Technologies to study neural activity
Recording the activity of a sufficient number of neurons at significant time scales and spatial distributions is one of the main challenges for a better understanding of how neural ensembles work.
Optical methods are increasingly used because they allow activity over a large area to be monitored from the same layer of brain tissue. In addition, they are inherently limited to recording from superficial structures of the brain or require the use of probes or surgery to provide access to deep brain regions.
A number of innovations have been made in electrical recording using flexible materials on the surface of the brain, and microelectrodes have long been the norm, but their number of channels is limited due to connection, volumetric displacement and tissue damage.
At the same time, electronics continue to evolve at a rapid pace, but few of these technological improvements make their way to neuroscience in vivo.
A new strategy for interfacing chips with three-dimensional micro-wire arrays
This neural interface consists of a bundle of isolated micro-wires coupled perpendicularly to imaging networks such as those found in camera chips.
By organizing them into bundles, the authors control the three-dimensional structure of the distal end, with a robust parallel contact plane on the proximal side which is coupled to an array of pixels.
The density of the microwires for the proximal end and the distal end can be independently adjusted, allowing wire-to-wire spacing to be customized as required.
Design and Manufacturing
- (A) Procedure for manufacturing bundles of micro-wires.
- (i) The individual micro-wires are electrically insulated with a robust ceramic or polymer coating.
- (ii) A sacrificial layer is applied to the wires to ensure spacing.
- (iii) The tips of the micro-wires can be shaped with an angular tip..
- (iv) The wires are then grouped together by winding the wire or by mechanical aggregation. The threads pile up naturally in a honeycomb network.
- (v) The bundle is infiltrated with biomedical epoxy to hold the wires together, then the upper (proximal) end is polished to mate with the CMOS chip.
- (vi) The proximal end is etched from 10 to 20 μm to mate with the CMOS chip and the distal end of the wires is released by etching.
- (B) An electron microscope backscatter view of an individual microwire.
- (C) The wires are grouped in a structure in honeycomb and epoxy is infiltrated in between to fill in the gaps.

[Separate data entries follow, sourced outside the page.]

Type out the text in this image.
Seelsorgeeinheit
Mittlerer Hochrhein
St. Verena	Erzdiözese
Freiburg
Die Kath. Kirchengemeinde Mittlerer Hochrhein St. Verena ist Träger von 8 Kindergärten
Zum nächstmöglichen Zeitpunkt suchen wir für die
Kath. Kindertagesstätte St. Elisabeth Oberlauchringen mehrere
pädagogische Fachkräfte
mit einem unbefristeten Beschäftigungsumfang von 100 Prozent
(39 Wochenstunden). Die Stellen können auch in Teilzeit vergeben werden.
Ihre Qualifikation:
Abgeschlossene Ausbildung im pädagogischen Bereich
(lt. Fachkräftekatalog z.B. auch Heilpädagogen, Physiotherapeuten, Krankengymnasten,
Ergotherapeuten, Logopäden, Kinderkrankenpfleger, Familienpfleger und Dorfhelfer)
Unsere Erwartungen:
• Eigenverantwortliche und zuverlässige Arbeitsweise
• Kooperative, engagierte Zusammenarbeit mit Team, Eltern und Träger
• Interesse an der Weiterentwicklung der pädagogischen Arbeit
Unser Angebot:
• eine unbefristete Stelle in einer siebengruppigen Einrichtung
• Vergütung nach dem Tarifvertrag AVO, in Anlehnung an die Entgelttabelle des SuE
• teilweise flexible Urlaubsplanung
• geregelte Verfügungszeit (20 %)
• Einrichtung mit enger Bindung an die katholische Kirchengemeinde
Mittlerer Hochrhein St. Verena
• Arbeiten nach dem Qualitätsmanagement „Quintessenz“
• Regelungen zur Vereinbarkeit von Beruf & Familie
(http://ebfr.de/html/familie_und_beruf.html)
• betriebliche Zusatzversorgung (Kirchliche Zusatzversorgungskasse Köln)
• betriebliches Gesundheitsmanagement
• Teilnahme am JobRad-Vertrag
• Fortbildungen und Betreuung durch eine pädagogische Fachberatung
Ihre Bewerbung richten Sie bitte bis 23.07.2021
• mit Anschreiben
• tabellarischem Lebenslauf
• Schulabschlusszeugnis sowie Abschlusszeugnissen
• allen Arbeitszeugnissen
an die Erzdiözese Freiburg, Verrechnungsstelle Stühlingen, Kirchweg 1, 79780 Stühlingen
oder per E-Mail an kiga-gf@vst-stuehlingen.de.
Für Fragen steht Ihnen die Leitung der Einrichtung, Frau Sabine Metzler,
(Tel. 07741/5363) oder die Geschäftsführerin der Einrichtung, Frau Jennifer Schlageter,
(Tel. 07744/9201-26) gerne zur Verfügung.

- (D) Proximal end of a 177 bundle wires after etching to expose the common thread.
- (E) Expected volumetric displacement of the micro-wire bundles as a function of the wire-to-wire distance, determined by the wire size and the thickness sacrificial coating.
- (F) The distal end of a 600 bundle 7.5 μm W wires covered with 1 μm glass after etching (G and H). The distal end can be precisely shaped to simultaneously access different depths in the tissue.

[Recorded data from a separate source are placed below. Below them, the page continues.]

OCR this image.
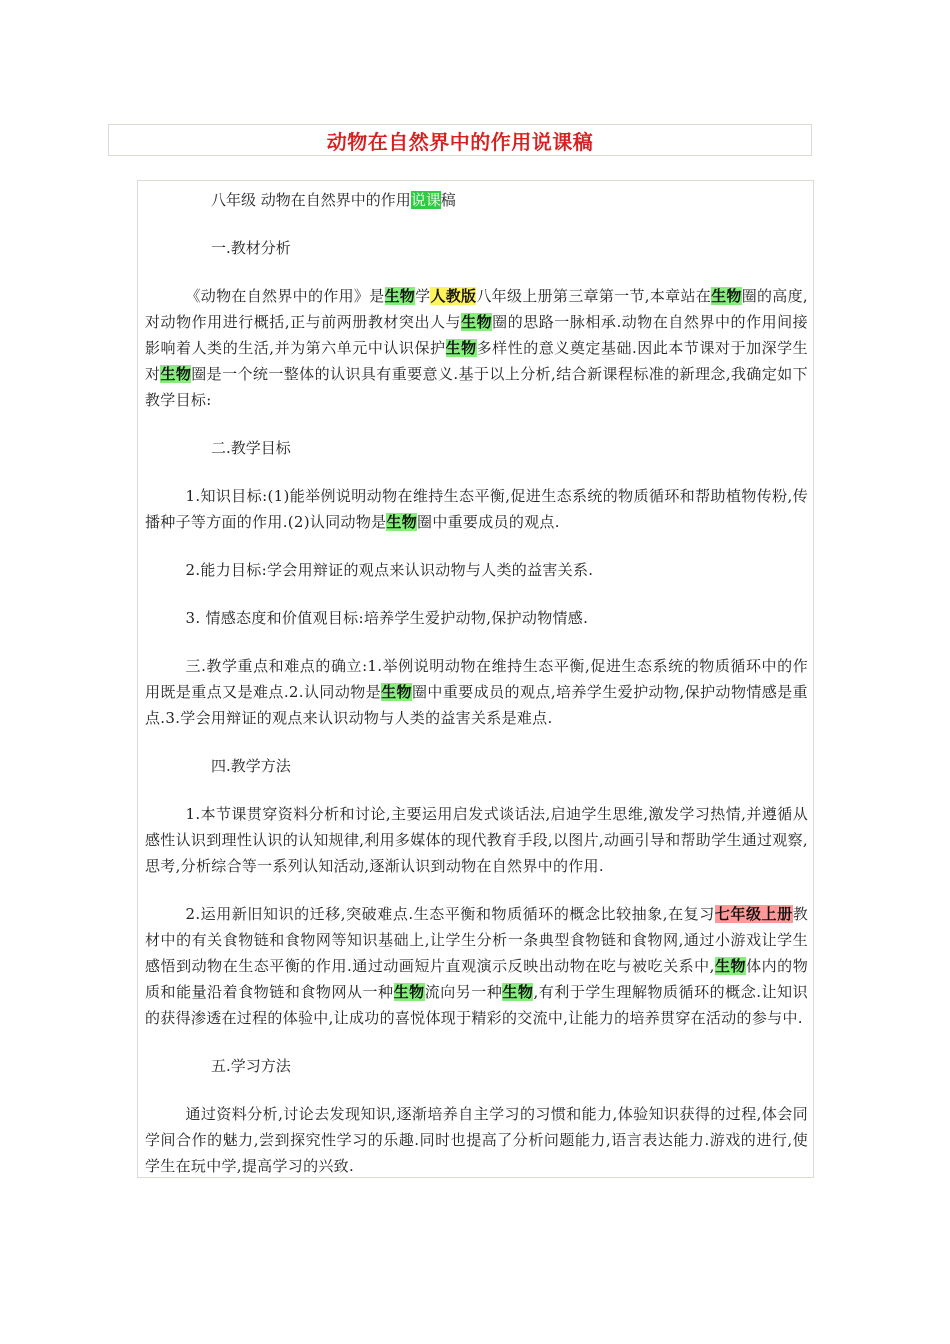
动物在自然界中的作用说课稿

八年级 动物在自然界中的作用说课稿

一.教材分析

《动物在自然界中的作用》是生物学人教版八年级上册第三章第一节,本章站在生物圈的高度,对动物作用进行概括,正与前两册教材突出人与生物圈的思路一脉相承.动物在自然界中的作用间接影响着人类的生活,并为第六单元中认识保护生物多样性的意义奠定基础.因此本节课对于加深学生对生物圈是一个统一整体的认识具有重要意义.基于以上分析,结合新课程标准的新理念,我确定如下教学目标:

二.教学目标

1.知识目标:(1)能举例说明动物在维持生态平衡,促进生态系统的物质循环和帮助植物传粉,传播种子等方面的作用.(2)认同动物是生物圈中重要成员的观点.

2.能力目标:学会用辩证的观点来认识动物与人类的益害关系.

3. 情感态度和价值观目标:培养学生爱护动物,保护动物情感.

三.教学重点和难点的确立:1.举例说明动物在维持生态平衡,促进生态系统的物质循环中的作用既是重点又是难点.2.认同动物是生物圈中重要成员的观点,培养学生爱护动物,保护动物情感是重点.3.学会用辩证的观点来认识动物与人类的益害关系是难点.

四.教学方法

1.本节课贯穿资料分析和讨论,主要运用启发式谈话法,启迪学生思维,激发学习热情,并遵循从感性认识到理性认识的认知规律,利用多媒体的现代教育手段,以图片,动画引导和帮助学生通过观察,思考,分析综合等一系列认知活动,逐渐认识到动物在自然界中的作用.

2.运用新旧知识的迁移,突破难点.生态平衡和物质循环的概念比较抽象,在复习七年级上册教材中的有关食物链和食物网等知识基础上,让学生分析一条典型食物链和食物网,通过小游戏让学生感悟到动物在生态平衡的作用.通过动画短片直观演示反映出动物在吃与被吃关系中,生物体内的物质和能量沿着食物链和食物网从一种生物流向另一种生物,有利于学生理解物质循环的概念.让知识的获得渗透在过程的体验中,让成功的喜悦体现于精彩的交流中,让能力的培养贯穿在活动的参与中.

五.学习方法

通过资料分析,讨论去发现知识,逐渐培养自主学习的习惯和能力,体验知识获得的过程,体会同学间合作的魅力,尝到探究性学习的乐趣.同时也提高了分析问题能力,语言表达能力.游戏的进行,使学生在玩中学,提高学习的兴致.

Compatibility with different imaging chips and tests on a retina and on a motor cortex
Tests with different imaging matrices
The process described is very flexible and agnostic as to the identity of the chip; the authors successfully interface with the imaging matrix chip of a Xenics Cheetah camera, with an organic light emitting diode display chip from Olightek and with a multi-electrode matrix device.
Retinal tests
To test the ability of the completed device to record neural activity on a flat surface, the authors used an ex vivo preparation of rat retina. A dialysis membrane held a small piece of isolated retina against the bundle in an infusion chamber, then a 138-thread bundle was lowered into contact with the retina. The recorded spikes exhibited typical unit signatures, i.e. a detected action potential located on a wire with smaller peaks on the adjacent wires. These retinal recordings demonstrate the system's ability to record individual units at high data acquisition rates and a high signal-to-noise ratio.
Test on a motor cortex
Next, the researchers tested whether it was possible to record neural activity in the deep cortical and subcortical areas across a large spatial region in rodents in vivo. The recordings were made within 2 hours of implantation of the bundle into deep layers of the motor and somatosensory cortexes and of the dorsal striatum. The mice were allowed to run on a spherical treadmill, in a state of head restraint during the recording. Neural activity was easily observed in most of the wires in the bundle through a horizontal layer. Approximately 100 to more than 200 putative neurons were reliably identified over a large horizontally extended area in each recording during a typical 5-minute recording session.
Conclusion
Conventional two-photon imaging is generally limited in time and space, so bundles of micro-wires coupled to CMOS arrays can simultaneously record the activity of hundreds of neurons. In addition, the flexibility along the length of the distal end of the beam allows precise recordings from normally inaccessible areas, such as the striatum.